According to the QFC report, there were 11 conventional bond issuances in the first six months of 2019 and six sukuk issuances, with the latter accounting for 14% of total debt issuance value, or $3.2bn. The total value of outstanding sukuk as of June 2019 was $19.9bn. The QFC attributes the lower share of the sukuk segment to the increase in government issuances, including a $12bn conventional bond in April 2019. The bond was issued in three tranches with five-, 10- and 30-year maturities and was heavily oversubscribed. Conversely, government sukuk issuances in the first six months of 2019 had three-, five- and eight-year maturities. The QFC noted that there had been corporate sukuk issuances by QIB and QIIB in the first quarter of 2019, whereas there were no such issuances in 2018.
The total value of sukuk issuance in Qatar has fluctuated in recent years, falling from $3.5bn in 2015 to $3.1bn in 2016, peaking at $5.6bn in 2017 and declining to $2.4bn in 2018 before picking back up to $3.2bn in the first half of 2019. The segment’s share of total debt issuances has also shifted significantly, declining from 48% in 2015 to 16% in 2016, rising to 61% in 2017 before falling to 10% in 2018, and accounting for 14% in the first half of 2019.
In the second half of 2019 two of Qatar’s Islamic banks made sukuk issuances. In November 2019 Masraf Al Rayan issued a $500m sukuk with a five-year term under its existing $2bn programme. The debt issuance was three-times oversubscribed and confirmed Qatar’s ability to attract international interest, with 44% of investors from Asia, 44% from the MENA region and 12% from Europe. In the same month the London Stock Exchange (LSE) listed QIIB’s $300m sukuk. The issuance was nine-times oversubscribed and generated an order book of over $2.6bn. It was the second LSE listing for a QIIB sukuk in 2019. Investors from 122 institutions in 22 countries subscribed to the offer.
In January 2020 QIB turned issued the Gulf region’s first Formosa sukuk, a bond issued in Taiwan but denominated in another currency. Credit ratings agency Fitch Ratings reported that the $800m sukuk had a five-year term, adding that Qatari issuers have been increasingly looking beyond the Gulf region for funding since the blockade. To this end, QIB entered into a $4bn trust certificate issuance programme approved by the Central Bank of Ireland. In March 2019 QIB issued a five-year $750m sukuk on the Irish Stock Exchange as part of this programme. In February 2020 Fitch Ratings announced that there had been a 6% increase in global sukuk issuances in 2019 to $42.2bn, an increase of 40% compared to 2009.

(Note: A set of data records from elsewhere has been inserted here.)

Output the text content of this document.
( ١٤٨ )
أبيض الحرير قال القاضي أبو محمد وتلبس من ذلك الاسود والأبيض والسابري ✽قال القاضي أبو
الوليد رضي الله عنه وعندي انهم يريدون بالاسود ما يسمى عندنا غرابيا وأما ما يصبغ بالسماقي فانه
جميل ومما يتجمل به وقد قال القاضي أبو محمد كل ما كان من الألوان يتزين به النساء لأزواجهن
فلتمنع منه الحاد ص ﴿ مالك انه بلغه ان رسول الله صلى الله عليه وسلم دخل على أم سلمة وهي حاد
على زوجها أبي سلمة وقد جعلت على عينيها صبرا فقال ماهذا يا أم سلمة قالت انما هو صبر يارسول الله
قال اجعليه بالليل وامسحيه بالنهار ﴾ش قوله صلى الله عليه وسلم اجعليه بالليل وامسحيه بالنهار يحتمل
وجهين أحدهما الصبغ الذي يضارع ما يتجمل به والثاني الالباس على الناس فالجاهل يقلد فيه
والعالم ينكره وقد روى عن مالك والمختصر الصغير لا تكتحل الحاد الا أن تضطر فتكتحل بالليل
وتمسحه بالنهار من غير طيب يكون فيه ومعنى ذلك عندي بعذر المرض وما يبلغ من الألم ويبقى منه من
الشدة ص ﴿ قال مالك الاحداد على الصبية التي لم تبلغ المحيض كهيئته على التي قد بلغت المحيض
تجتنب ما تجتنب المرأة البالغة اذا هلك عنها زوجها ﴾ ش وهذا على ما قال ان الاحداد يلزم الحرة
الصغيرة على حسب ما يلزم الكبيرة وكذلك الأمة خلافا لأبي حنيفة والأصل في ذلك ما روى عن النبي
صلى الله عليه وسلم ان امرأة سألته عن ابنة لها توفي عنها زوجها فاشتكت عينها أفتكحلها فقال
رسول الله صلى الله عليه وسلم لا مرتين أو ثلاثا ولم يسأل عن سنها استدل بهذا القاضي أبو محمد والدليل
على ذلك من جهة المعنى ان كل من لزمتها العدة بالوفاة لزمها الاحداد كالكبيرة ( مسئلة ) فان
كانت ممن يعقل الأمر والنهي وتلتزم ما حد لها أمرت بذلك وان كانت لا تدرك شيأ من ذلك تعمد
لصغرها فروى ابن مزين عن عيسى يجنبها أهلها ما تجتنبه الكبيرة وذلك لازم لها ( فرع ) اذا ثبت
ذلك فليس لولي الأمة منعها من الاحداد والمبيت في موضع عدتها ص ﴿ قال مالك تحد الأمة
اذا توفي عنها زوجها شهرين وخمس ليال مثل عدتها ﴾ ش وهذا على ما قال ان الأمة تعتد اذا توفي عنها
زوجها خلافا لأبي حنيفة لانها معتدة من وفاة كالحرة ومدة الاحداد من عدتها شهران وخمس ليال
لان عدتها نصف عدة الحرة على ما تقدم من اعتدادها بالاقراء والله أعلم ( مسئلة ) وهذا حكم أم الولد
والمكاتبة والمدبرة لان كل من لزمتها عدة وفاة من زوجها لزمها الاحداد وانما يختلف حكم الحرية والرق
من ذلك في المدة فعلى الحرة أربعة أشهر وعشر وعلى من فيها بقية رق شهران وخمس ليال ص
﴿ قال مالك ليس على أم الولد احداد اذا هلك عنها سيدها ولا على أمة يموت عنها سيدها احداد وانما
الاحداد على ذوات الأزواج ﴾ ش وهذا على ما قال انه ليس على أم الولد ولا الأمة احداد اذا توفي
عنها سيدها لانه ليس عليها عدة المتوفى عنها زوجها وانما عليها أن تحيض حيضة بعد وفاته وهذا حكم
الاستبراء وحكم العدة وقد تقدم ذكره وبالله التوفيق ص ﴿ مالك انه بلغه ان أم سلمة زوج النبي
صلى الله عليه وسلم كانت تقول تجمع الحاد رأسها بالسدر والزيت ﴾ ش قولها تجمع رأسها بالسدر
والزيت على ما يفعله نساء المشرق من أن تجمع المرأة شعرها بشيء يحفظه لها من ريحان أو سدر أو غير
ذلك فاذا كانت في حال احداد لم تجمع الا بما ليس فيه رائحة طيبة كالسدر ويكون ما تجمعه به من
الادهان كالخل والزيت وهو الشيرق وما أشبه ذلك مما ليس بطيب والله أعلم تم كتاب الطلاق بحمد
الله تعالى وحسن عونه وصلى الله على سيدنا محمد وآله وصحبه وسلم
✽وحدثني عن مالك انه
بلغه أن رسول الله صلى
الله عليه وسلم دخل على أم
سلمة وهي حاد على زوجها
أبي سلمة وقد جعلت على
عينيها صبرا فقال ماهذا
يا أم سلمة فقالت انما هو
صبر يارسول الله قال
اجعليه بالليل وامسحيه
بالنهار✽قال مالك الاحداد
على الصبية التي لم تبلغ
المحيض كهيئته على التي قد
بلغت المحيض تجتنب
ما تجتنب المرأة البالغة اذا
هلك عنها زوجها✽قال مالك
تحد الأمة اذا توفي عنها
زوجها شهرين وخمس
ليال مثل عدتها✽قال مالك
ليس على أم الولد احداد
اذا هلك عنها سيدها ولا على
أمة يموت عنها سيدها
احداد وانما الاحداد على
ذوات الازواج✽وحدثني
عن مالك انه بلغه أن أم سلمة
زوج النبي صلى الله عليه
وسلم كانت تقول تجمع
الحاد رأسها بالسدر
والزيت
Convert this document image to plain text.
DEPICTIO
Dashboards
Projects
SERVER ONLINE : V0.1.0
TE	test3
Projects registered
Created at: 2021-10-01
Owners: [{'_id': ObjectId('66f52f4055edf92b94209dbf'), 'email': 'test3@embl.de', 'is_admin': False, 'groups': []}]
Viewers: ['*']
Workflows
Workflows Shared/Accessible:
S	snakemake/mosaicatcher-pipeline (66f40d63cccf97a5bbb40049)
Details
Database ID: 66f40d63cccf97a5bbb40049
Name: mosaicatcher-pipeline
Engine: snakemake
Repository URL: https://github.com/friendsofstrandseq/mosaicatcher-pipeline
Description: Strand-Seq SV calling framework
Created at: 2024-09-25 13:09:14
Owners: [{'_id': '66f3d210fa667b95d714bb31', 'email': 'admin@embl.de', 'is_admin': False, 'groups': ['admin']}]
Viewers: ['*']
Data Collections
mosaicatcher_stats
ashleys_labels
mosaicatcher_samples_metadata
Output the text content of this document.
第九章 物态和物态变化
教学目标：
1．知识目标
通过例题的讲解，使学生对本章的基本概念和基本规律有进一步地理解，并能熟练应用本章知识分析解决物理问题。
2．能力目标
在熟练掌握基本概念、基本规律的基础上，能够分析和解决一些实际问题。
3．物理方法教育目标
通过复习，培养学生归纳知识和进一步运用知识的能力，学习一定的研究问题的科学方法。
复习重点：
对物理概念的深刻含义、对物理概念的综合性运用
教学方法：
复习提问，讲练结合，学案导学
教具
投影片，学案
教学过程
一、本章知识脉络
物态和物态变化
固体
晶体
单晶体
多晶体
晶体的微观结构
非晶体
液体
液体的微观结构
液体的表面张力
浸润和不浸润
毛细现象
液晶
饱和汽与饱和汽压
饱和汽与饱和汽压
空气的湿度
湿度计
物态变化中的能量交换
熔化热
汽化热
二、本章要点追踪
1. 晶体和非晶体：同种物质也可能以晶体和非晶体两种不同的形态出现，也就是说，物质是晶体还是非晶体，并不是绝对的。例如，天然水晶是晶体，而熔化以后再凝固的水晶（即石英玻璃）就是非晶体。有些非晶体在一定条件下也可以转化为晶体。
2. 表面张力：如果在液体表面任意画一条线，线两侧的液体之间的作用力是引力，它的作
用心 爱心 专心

Sharia-compliant banks are the dominant players in Qatar’s IFS sector, and the merger between Barwa Bank and International Bank of Qatar is a crucial step in increasing the sector’s share of the country’s overall banking market, which has experienced a decline in recent years. Although conventional players still dominate both the banking and insurance sectors, recent growth figures indicate that there is a increasing appetite for sharia-compliant banking and takaful, particularly in the domestic market. Looking ahead, the QCB’s decision to standardise and centralise sharia regulations looks set to boost confidence and encourage growth (see analysis).